Zafer Üskül, “Olayın korucu terörü olduğu eleştirisi var. Saldırganların yüzlerinin maskeli olması, sizin kafanızda da soru işareti yarattı mı?” sorusu üzerine, medyada yer alan haberler üzerine bir değerlendirme yapmayı doğru bulmadığını söyledi.
Zanlıların medyada yer alan açıklamalarına göre, konuşmama haklarını kullandıklarını belirten Üskül, “Bu olay, hepimizi çok derinden yaralayan, sarsan bir olaydır. Şimdiye kadar yaşanmış olaylara benzemiyor. Tek bir etkenin olmaması ihtimali yüksektir. En azından bu tür olayların bir daha yaşanmaması için alınması gerekli önlemler, çok yönlü olmak zorundadır gibi görünüyor. Bu yönlerden bir tanesi de koruculuk sistemi ile ilgili olanıdır” dedi.

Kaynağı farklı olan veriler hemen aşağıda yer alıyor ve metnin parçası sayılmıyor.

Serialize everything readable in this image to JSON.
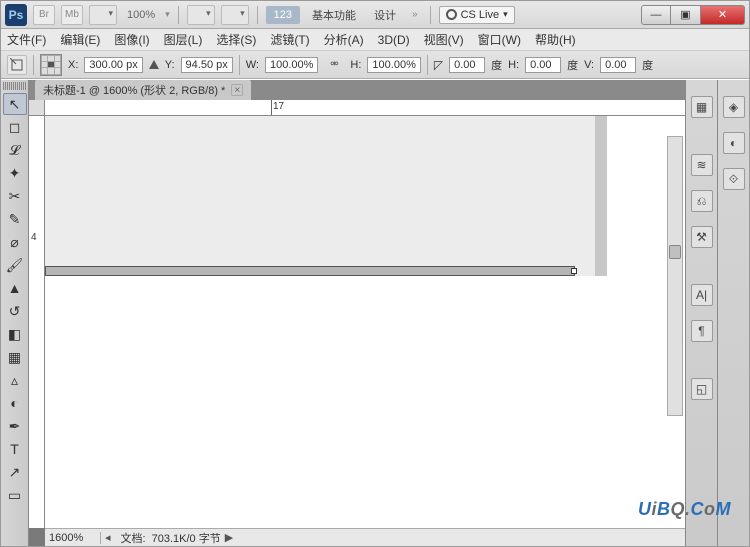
{
  "title": {
    "ps": "Ps",
    "br": "Br",
    "mb": "Mb",
    "zoom_pct": "100%",
    "btn123": "123",
    "tab_basic": "基本功能",
    "tab_design": "设计",
    "cslive": "CS Live",
    "min": "—",
    "max": "▣",
    "close": "✕"
  },
  "menu": [
    "文件(F)",
    "编辑(E)",
    "图像(I)",
    "图层(L)",
    "选择(S)",
    "滤镜(T)",
    "分析(A)",
    "3D(D)",
    "视图(V)",
    "窗口(W)",
    "帮助(H)"
  ],
  "options": {
    "x_label": "X:",
    "x_value": "300.00 px",
    "y_label": "Y:",
    "y_value": "94.50 px",
    "w_label": "W:",
    "w_value": "100.00%",
    "h_label": "H:",
    "h_value": "100.00%",
    "angle_value": "0.00",
    "angle_unit": "度",
    "skew_h_label": "H:",
    "skew_h_value": "0.00",
    "skew_h_unit": "度",
    "skew_v_label": "V:",
    "skew_v_value": "0.00",
    "skew_v_unit": "度"
  },
  "doc": {
    "tab_title": "未标题-1 @ 1600% (形状 2, RGB/8) *",
    "ruler_h_num": "17",
    "ruler_v_num": "4"
  },
  "status": {
    "zoom": "1600%",
    "docinfo_label": "文档:",
    "docinfo_value": "703.1K/0 字节",
    "arrow": "▶"
  },
  "watermark": {
    "u": "U",
    "i": "i",
    "b": "B",
    "q": "Q",
    "dot": ".",
    "c": "C",
    "o": "o",
    "m": "M"
  }
}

“KORUCULUK SİSTEMİ, ARAŞTIRMA KOMİSYONUYLA MECLİSTE İNCELENSİN”
Zafer Üskül, korucuların kendilerine verilen görevleri yapmak dışında, zaman zaman yetkilerini başka kişisel çıkarları için de kullandıklarının bilindiğini kaydetti. Üskül, koruculuk sisteminin, Mecliste oluşturulacak bir araştırma komisyonunda incelenmesinde yarar olabileceğini düşündüğünü söyledi.
Devlet Bakanı ve Başbakan Yardımcısı Cemil Çiçek'in, “Koruculuk sistemi ıslah edilebilir ya da kaldırılabilir” şeklinde bir açıklama yaptığının anımsatılması üzerine ise Üskül, öncelikle sorunların nerelerden kaynaklandığının araştırılması gerektiğini anlattı. Zafer Üskül, bu sistemden elde edilen yararlarla, yaşanan sorunların bir değerlendirmesinin yapılması gerektiğine işaret ederek, “Yaşanan sorunlar, elde edilen yarara göre çok daha önem taşıyorsa ya da sorunlar bazı tedbirlerle ıslah edilemeyecek boyuttaysa o zaman sistemi tümüyle gözden geçirmek gerekebilir” diye konuştu.
Üskül, başka bir soru üzerine, bölgeye büyük bir ihtimalle haftaya gideceklerini belirtti.
Birdal'ın, kendisine yönelik yakışıksız sözlerinin ne olduğunun sorulması üzerine Üskül, bunları söyleyemeyeceğini ifade etti.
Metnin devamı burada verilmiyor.